Ciarán: Richie and I wrote the lyrics to Chrysalis together, and I think looking at it, and the lyrics to the other songs, if you wanted the whole thing in a sentence, it was hitting 30 or 31 and becoming more accepting of life and developing better coping mechanisms. Stuff that you would have freaked out about at 22 or 23, you’ve gone through enough life experiences to say “Well I was in this situation before and I did this and that didn’t work out, so what about this?” And the whole thing of friends and family, and I don’t say that in a fucking religion book kind of way. Like, living with him, when I’d come back from work and he’d say “Do you want a glass of wine?” and it’s like, that’s just what I needed to hear. Do you remember the house was being done up? We lived in a building site for six months. And at different points, one lad was cracking up (laughs) … But we would kind of sense off each other, a cup of tea or a whiskey before going to bed, and just constantly debriefing. It is that thing of “a problem shared is a problem halved”.

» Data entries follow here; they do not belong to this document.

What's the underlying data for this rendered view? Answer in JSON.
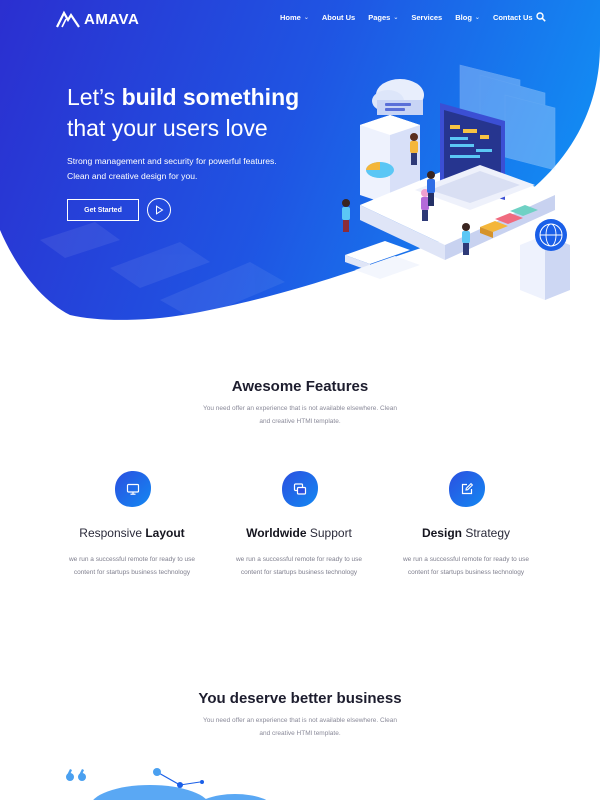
{
  "nav": {
    "logo_text": "AMAVA",
    "items": [
      {
        "label": "Home",
        "has_dropdown": true
      },
      {
        "label": "About Us",
        "has_dropdown": false
      },
      {
        "label": "Pages",
        "has_dropdown": true
      },
      {
        "label": "Services",
        "has_dropdown": false
      },
      {
        "label": "Blog",
        "has_dropdown": true
      },
      {
        "label": "Contact Us",
        "has_dropdown": false
      }
    ],
    "chevron": "⌄",
    "search_icon": "search-icon"
  },
  "hero": {
    "title_part1": "Let’s ",
    "title_bold": "build something",
    "title_line2": "that your users love",
    "subtitle": "Strong management and security for powerful features. Clean and creative design for you.",
    "cta_label": "Get Started",
    "play_icon": "play-icon",
    "colors": {
      "gradient_start": "#2a2fcf",
      "gradient_end": "#1479ee"
    }
  },
  "features_section": {
    "title": "Awesome Features",
    "desc": "You need offer an experience that is not available elsewhere. Clean and creative HTMl template.",
    "items": [
      {
        "title_light": "Responsive ",
        "title_bold": "Layout",
        "order": "light-first",
        "text": "we run a successful remote for ready to use content for startups business technology",
        "icon": "monitor-icon"
      },
      {
        "title_light": " Support",
        "title_bold": "Worldwide",
        "order": "bold-first",
        "text": "we run a successful remote for ready to use content for startups business technology",
        "icon": "windows-icon"
      },
      {
        "title_light": " Strategy",
        "title_bold": "Design",
        "order": "bold-first",
        "text": "we run a successful remote for ready to use content for startups business technology",
        "icon": "edit-icon"
      }
    ]
  },
  "business_section": {
    "title": "You deserve better business",
    "desc": "You need offer an experience that is not available elsewhere. Clean and creative HTMl template."
  },
  "accent_color": "#1a5fe8"
}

Richie: A lot of is kinda still feeling like you’re growing up after you’re already supposed to be grown up. For me, that’s what a lot of the songs are about. Sort of worrying about yourself and worrying about your friends. You still kinda feel like a bit of a teenager. I do see a lot of that throughout the lyrics on the album.

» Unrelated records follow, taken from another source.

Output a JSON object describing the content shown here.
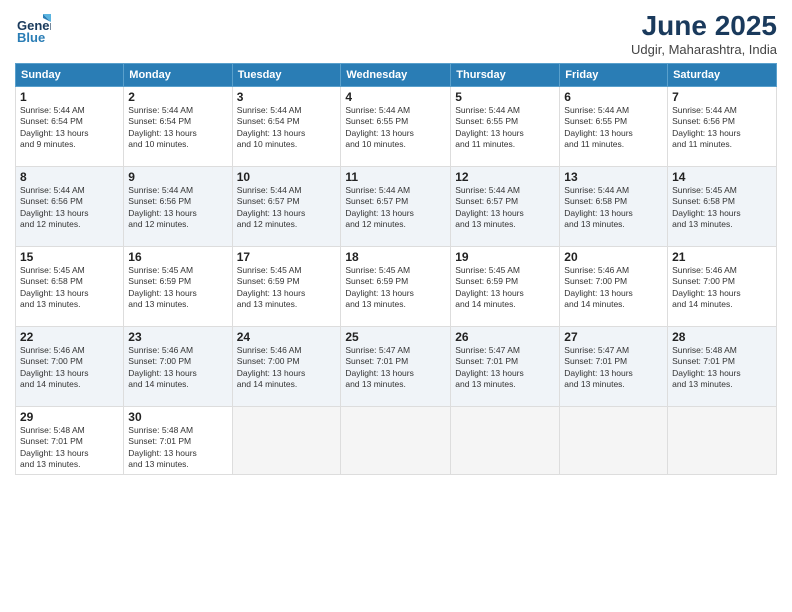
{
  "header": {
    "logo_line1": "General",
    "logo_line2": "Blue",
    "title": "June 2025",
    "subtitle": "Udgir, Maharashtra, India"
  },
  "days_of_week": [
    "Sunday",
    "Monday",
    "Tuesday",
    "Wednesday",
    "Thursday",
    "Friday",
    "Saturday"
  ],
  "weeks": [
    [
      {
        "day": 1,
        "info": "Sunrise: 5:44 AM\nSunset: 6:54 PM\nDaylight: 13 hours\nand 9 minutes."
      },
      {
        "day": 2,
        "info": "Sunrise: 5:44 AM\nSunset: 6:54 PM\nDaylight: 13 hours\nand 10 minutes."
      },
      {
        "day": 3,
        "info": "Sunrise: 5:44 AM\nSunset: 6:54 PM\nDaylight: 13 hours\nand 10 minutes."
      },
      {
        "day": 4,
        "info": "Sunrise: 5:44 AM\nSunset: 6:55 PM\nDaylight: 13 hours\nand 10 minutes."
      },
      {
        "day": 5,
        "info": "Sunrise: 5:44 AM\nSunset: 6:55 PM\nDaylight: 13 hours\nand 11 minutes."
      },
      {
        "day": 6,
        "info": "Sunrise: 5:44 AM\nSunset: 6:55 PM\nDaylight: 13 hours\nand 11 minutes."
      },
      {
        "day": 7,
        "info": "Sunrise: 5:44 AM\nSunset: 6:56 PM\nDaylight: 13 hours\nand 11 minutes."
      }
    ],
    [
      {
        "day": 8,
        "info": "Sunrise: 5:44 AM\nSunset: 6:56 PM\nDaylight: 13 hours\nand 12 minutes."
      },
      {
        "day": 9,
        "info": "Sunrise: 5:44 AM\nSunset: 6:56 PM\nDaylight: 13 hours\nand 12 minutes."
      },
      {
        "day": 10,
        "info": "Sunrise: 5:44 AM\nSunset: 6:57 PM\nDaylight: 13 hours\nand 12 minutes."
      },
      {
        "day": 11,
        "info": "Sunrise: 5:44 AM\nSunset: 6:57 PM\nDaylight: 13 hours\nand 12 minutes."
      },
      {
        "day": 12,
        "info": "Sunrise: 5:44 AM\nSunset: 6:57 PM\nDaylight: 13 hours\nand 13 minutes."
      },
      {
        "day": 13,
        "info": "Sunrise: 5:44 AM\nSunset: 6:58 PM\nDaylight: 13 hours\nand 13 minutes."
      },
      {
        "day": 14,
        "info": "Sunrise: 5:45 AM\nSunset: 6:58 PM\nDaylight: 13 hours\nand 13 minutes."
      }
    ],
    [
      {
        "day": 15,
        "info": "Sunrise: 5:45 AM\nSunset: 6:58 PM\nDaylight: 13 hours\nand 13 minutes."
      },
      {
        "day": 16,
        "info": "Sunrise: 5:45 AM\nSunset: 6:59 PM\nDaylight: 13 hours\nand 13 minutes."
      },
      {
        "day": 17,
        "info": "Sunrise: 5:45 AM\nSunset: 6:59 PM\nDaylight: 13 hours\nand 13 minutes."
      },
      {
        "day": 18,
        "info": "Sunrise: 5:45 AM\nSunset: 6:59 PM\nDaylight: 13 hours\nand 13 minutes."
      },
      {
        "day": 19,
        "info": "Sunrise: 5:45 AM\nSunset: 6:59 PM\nDaylight: 13 hours\nand 14 minutes."
      },
      {
        "day": 20,
        "info": "Sunrise: 5:46 AM\nSunset: 7:00 PM\nDaylight: 13 hours\nand 14 minutes."
      },
      {
        "day": 21,
        "info": "Sunrise: 5:46 AM\nSunset: 7:00 PM\nDaylight: 13 hours\nand 14 minutes."
      }
    ],
    [
      {
        "day": 22,
        "info": "Sunrise: 5:46 AM\nSunset: 7:00 PM\nDaylight: 13 hours\nand 14 minutes."
      },
      {
        "day": 23,
        "info": "Sunrise: 5:46 AM\nSunset: 7:00 PM\nDaylight: 13 hours\nand 14 minutes."
      },
      {
        "day": 24,
        "info": "Sunrise: 5:46 AM\nSunset: 7:00 PM\nDaylight: 13 hours\nand 14 minutes."
      },
      {
        "day": 25,
        "info": "Sunrise: 5:47 AM\nSunset: 7:01 PM\nDaylight: 13 hours\nand 13 minutes."
      },
      {
        "day": 26,
        "info": "Sunrise: 5:47 AM\nSunset: 7:01 PM\nDaylight: 13 hours\nand 13 minutes."
      },
      {
        "day": 27,
        "info": "Sunrise: 5:47 AM\nSunset: 7:01 PM\nDaylight: 13 hours\nand 13 minutes."
      },
      {
        "day": 28,
        "info": "Sunrise: 5:48 AM\nSunset: 7:01 PM\nDaylight: 13 hours\nand 13 minutes."
      }
    ],
    [
      {
        "day": 29,
        "info": "Sunrise: 5:48 AM\nSunset: 7:01 PM\nDaylight: 13 hours\nand 13 minutes."
      },
      {
        "day": 30,
        "info": "Sunrise: 5:48 AM\nSunset: 7:01 PM\nDaylight: 13 hours\nand 13 minutes."
      },
      null,
      null,
      null,
      null,
      null
    ]
  ]
}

Ciarán: And the other thing is sense of humour, just by talking with your mates, you could be talking about something really serious, and someone makes a pun or says something, and you’re like “Jaysus, that’s a bit irreverent”, but it’s cathartic and it lightens the mood. And the stuff I wrote about this time is possibly even darker than the White Wonder stuff, but it’s because I’ve got space from the issues, or I’m more mature to talk about it, but a laugh is just around the corner. Does that make sense? That’s where “milk teeth” came from. Milk teeth are the first teeth you get, like a rehearsal set of teeth, then the ones after that are your permanent teeth, and they’re the ones with the stains and everything, and they’re a document of your life from then onwards. So it’s that kind of loss of innocence, replaced by experience and how you deal with it.